The other day as I was visiting a church in the older part of town to take pictures. The church is pretty old and they have a small gift shop in the base where you pay a small fee to go up to the top of the tower. While I was waiting to pay to go up, an elderly woman who was accompanied by a man with only one arm was talking to the cashier. I was standing there, zoning out, waiting to pay so I wasn't intentionally listening in on their conversation but it caught my attention after about a minute. I had missed the first part of her conversation but she was talking about when Rostock was bombed by the Allies during World War II. How she was outside when it first started to happen and rushed inside for shelter. She said she was lucky to be alive because her neighbor's house had been completely destroyed.

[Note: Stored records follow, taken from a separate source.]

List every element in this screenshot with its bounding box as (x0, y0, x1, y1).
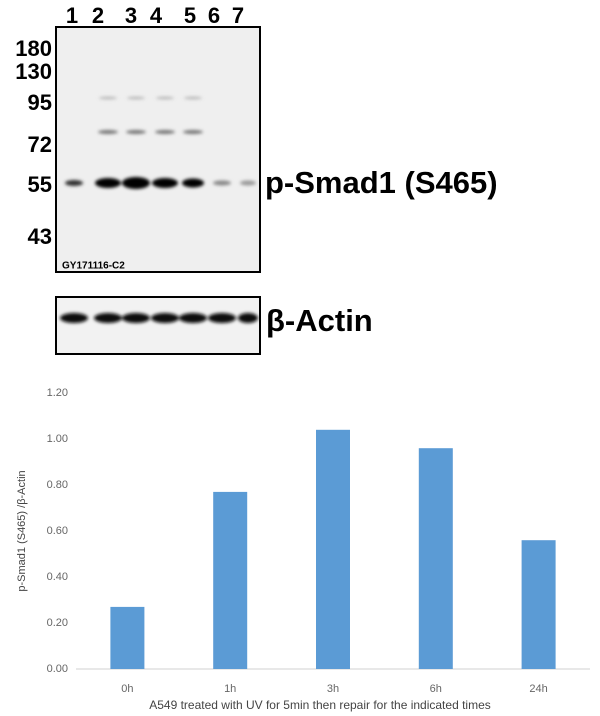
band (152, 178, 178, 188)
x-tick-label: 6h (430, 683, 442, 695)
band (65, 180, 83, 186)
band (94, 313, 122, 323)
band (60, 313, 88, 323)
band (127, 96, 145, 100)
band (208, 313, 236, 323)
mw-marker: 43 (28, 224, 52, 249)
y-tick-label: 1.20 (47, 387, 68, 399)
lane-label: 1 (66, 3, 78, 28)
band (95, 178, 121, 188)
blot-bands (65, 96, 256, 189)
band (179, 313, 207, 323)
y-tick-label: 0.00 (47, 663, 68, 675)
y-tick-label: 1.00 (47, 433, 68, 445)
y-tick-label: 0.20 (47, 617, 68, 629)
band (126, 130, 146, 134)
lane-label: 2 (92, 3, 104, 28)
band (122, 177, 150, 189)
band (98, 130, 118, 134)
band (151, 313, 179, 323)
mw-marker: 72 (28, 132, 52, 157)
actin-bands (60, 313, 258, 323)
x-tick-label: 3h (327, 683, 339, 695)
x-tick-label: 1h (224, 683, 236, 695)
bar (418, 448, 453, 669)
y-tick-label: 0.40 (47, 571, 68, 583)
mw-marker: 180 (15, 36, 52, 61)
blot-membrane (55, 26, 261, 273)
y-tick-label: 0.80 (47, 479, 68, 491)
y-axis-title: p-Smad1 (S465) /β-Actin (16, 470, 28, 591)
x-axis-title: A549 treated with UV for 5min then repai… (149, 698, 491, 712)
band (238, 313, 258, 323)
bar (110, 606, 145, 669)
band (99, 96, 117, 100)
band (183, 130, 203, 134)
band (156, 96, 174, 100)
x-tick-label: 0h (121, 683, 133, 695)
y-tick-label: 0.60 (47, 525, 68, 537)
band (122, 313, 150, 323)
mw-marker: 55 (28, 172, 52, 197)
bar (521, 540, 556, 669)
x-tick-label: 24h (529, 683, 547, 695)
actin-membrane (55, 296, 261, 355)
band (213, 180, 231, 186)
band (182, 178, 204, 188)
lane-label: 5 (184, 3, 196, 28)
bar (213, 491, 248, 669)
band (240, 180, 256, 186)
target-label: p-Smad1 (S465) (265, 165, 498, 200)
lane-label: 7 (232, 3, 244, 28)
bar (316, 429, 350, 669)
lane-label: 4 (150, 3, 163, 28)
mw-marker: 95 (28, 90, 52, 115)
band (155, 130, 175, 134)
lane-label: 3 (125, 3, 137, 28)
band (184, 96, 202, 100)
loading-label: β-Actin (266, 303, 373, 338)
lane-label: 6 (208, 3, 220, 28)
mw-marker: 130 (15, 59, 52, 84)
sample-id: GY171116-C2 (62, 261, 125, 272)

We all learn in school that there was a war, and it was bad. We occasionally see pictures like the ones above from the Allied bombing of Rostock in 1942 in books, but they rarely have any meaning to us. Underneath the two black and white photos I have pictures of the same areas today in 2009.
I've been living in Rostock for almost a month now. These are streets I walk every day without a second thought to their history. These pictures suddenly become very meaningful and humbling, to think that these things happened right here where I'm standing. How many people's lives were changed forever that day when the city was leveled to the ground?
Going abroad is about many things including gaining another culture's perspective to further your own. We often examine the differences in our cultures without wondering how we got there. It was 67 years ago, but however horrible, it helped shape the modern cultural perspective. This is hardly the whole reason for cultural differences, but if you think about it, you'd act a little differently if your neighborhood was bombed to the ground too.